Mr H. Client was advised of a debt in excess of £35000. Successfully demonstrated that the debt was incorrectly calculated.
Outcome Debt reduced by £19,000
Mr M: Client had been paying the PWC directly for many years, as instructed to do so by the CSA. CSA rejected the claims that he had paid directly and instigated enforcement action including securing a Liability Order against him for £14000.We successfully demonstrated that the error was that of the Agency, and that under conditions of Maintenance Direct the Agency cannot enforce debt that may have accrued during that period.
Outcome CSA acknowledged Maintenance Direct arrangement, and cancelled all debt and associated enforcement.
Mr B: Had disputed paternity to one of the children for many years, but CSA had refused to organise the appropriate DNA testing. and continued to charge him. Courts became involved but client was misguided by solicitors and the situation became more complicated. Almost at the point of giving up, Mr B contacted NACSA who advised him regarding his rights to the DNA testing and put him in contact with a solicitor to help resolve the issues with the courts.
Outcome Mr B successfully secured the DNA testing, and was proven not to be the father of the one child as suspected. The whole case is now due for a full audit and compensation will be sought. Mr B would like to tell other people never to give up hope!
Although we have received just a few complaints over our 20 year history – as we believe in honesty we would like to share with you complaints we have received.
Complaint 1: Client was dissatisfied that we were unable to reduce his large arrears account, and the debt remained payable with enforcement measures being taken against him.
Reply : Unfortunately as the debt was proven to be correct, through non payment over the years, there was no opportunity to challenge the level of debt and it remained legally payable. We have to abide by the legislation which allows CSA to enforce debts if proven to be owed. We do not have the powers to force CSA to cancel valid debts.
Complaint 2: Client emailed his dissappointment over the low success rate we have in arranging for NRPs to avoid payment of child support.
Reply: Our remit is to ensure maintenance is calculated correctly and in accordance with the law. Our aim is NOT to teach parents how to avoid payment. We are therefore pleased that this complaint was received.
Complaint 3: Client accussed the organisation of giving inaccurate information and being “incompetent.” Demanded a full refund.

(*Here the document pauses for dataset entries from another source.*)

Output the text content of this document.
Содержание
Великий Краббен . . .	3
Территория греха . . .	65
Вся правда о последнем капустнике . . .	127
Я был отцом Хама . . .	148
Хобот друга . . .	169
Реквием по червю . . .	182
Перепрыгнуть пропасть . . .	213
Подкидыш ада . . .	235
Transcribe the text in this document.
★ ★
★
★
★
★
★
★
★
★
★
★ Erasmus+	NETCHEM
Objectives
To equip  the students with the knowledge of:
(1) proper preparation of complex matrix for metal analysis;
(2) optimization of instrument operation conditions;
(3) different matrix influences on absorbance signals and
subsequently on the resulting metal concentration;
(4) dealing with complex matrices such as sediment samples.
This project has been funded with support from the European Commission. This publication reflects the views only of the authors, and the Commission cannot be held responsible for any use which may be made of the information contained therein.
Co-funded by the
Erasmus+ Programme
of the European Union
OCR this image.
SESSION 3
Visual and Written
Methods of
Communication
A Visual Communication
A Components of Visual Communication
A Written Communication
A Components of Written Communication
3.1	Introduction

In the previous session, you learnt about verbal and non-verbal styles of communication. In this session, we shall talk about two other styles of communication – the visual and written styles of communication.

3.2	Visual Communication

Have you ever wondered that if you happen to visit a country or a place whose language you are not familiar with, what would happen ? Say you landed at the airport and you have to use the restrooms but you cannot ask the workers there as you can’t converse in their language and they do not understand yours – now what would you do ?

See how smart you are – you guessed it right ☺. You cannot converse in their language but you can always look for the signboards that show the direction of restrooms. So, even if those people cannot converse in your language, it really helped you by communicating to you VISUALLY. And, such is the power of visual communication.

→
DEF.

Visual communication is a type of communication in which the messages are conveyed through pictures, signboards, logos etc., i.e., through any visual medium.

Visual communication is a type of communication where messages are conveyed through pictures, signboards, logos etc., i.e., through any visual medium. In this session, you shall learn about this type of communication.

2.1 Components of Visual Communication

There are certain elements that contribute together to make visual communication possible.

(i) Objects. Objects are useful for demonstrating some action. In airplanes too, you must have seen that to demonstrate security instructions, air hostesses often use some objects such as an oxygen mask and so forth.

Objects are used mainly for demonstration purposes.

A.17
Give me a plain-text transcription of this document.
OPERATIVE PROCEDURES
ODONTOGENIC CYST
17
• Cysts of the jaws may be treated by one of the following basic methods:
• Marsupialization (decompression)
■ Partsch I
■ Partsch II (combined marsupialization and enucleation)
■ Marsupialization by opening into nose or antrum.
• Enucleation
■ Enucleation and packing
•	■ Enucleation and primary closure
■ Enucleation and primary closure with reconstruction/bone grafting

Reply: Having been asked to inspect a volume of paperwork in preparation of a forthcoming appeal, our concerns over certain documents were relayed to the client and advice given on how to prepare for the appeal. Warnings were expressed about the possible outcome if certain information was not provided. Unfortunately the client was unprepared to accept or acknowledge the advice given and chose to dispute our credibility. It is a sad fact that Child Support Legislation is complex, and at times unbelievable. The powers of the CSA should never be underestimated and we offer the advice and guidance with the best of intentions – but this may not always be the response that a client wishes to hear. We are not able to break the law.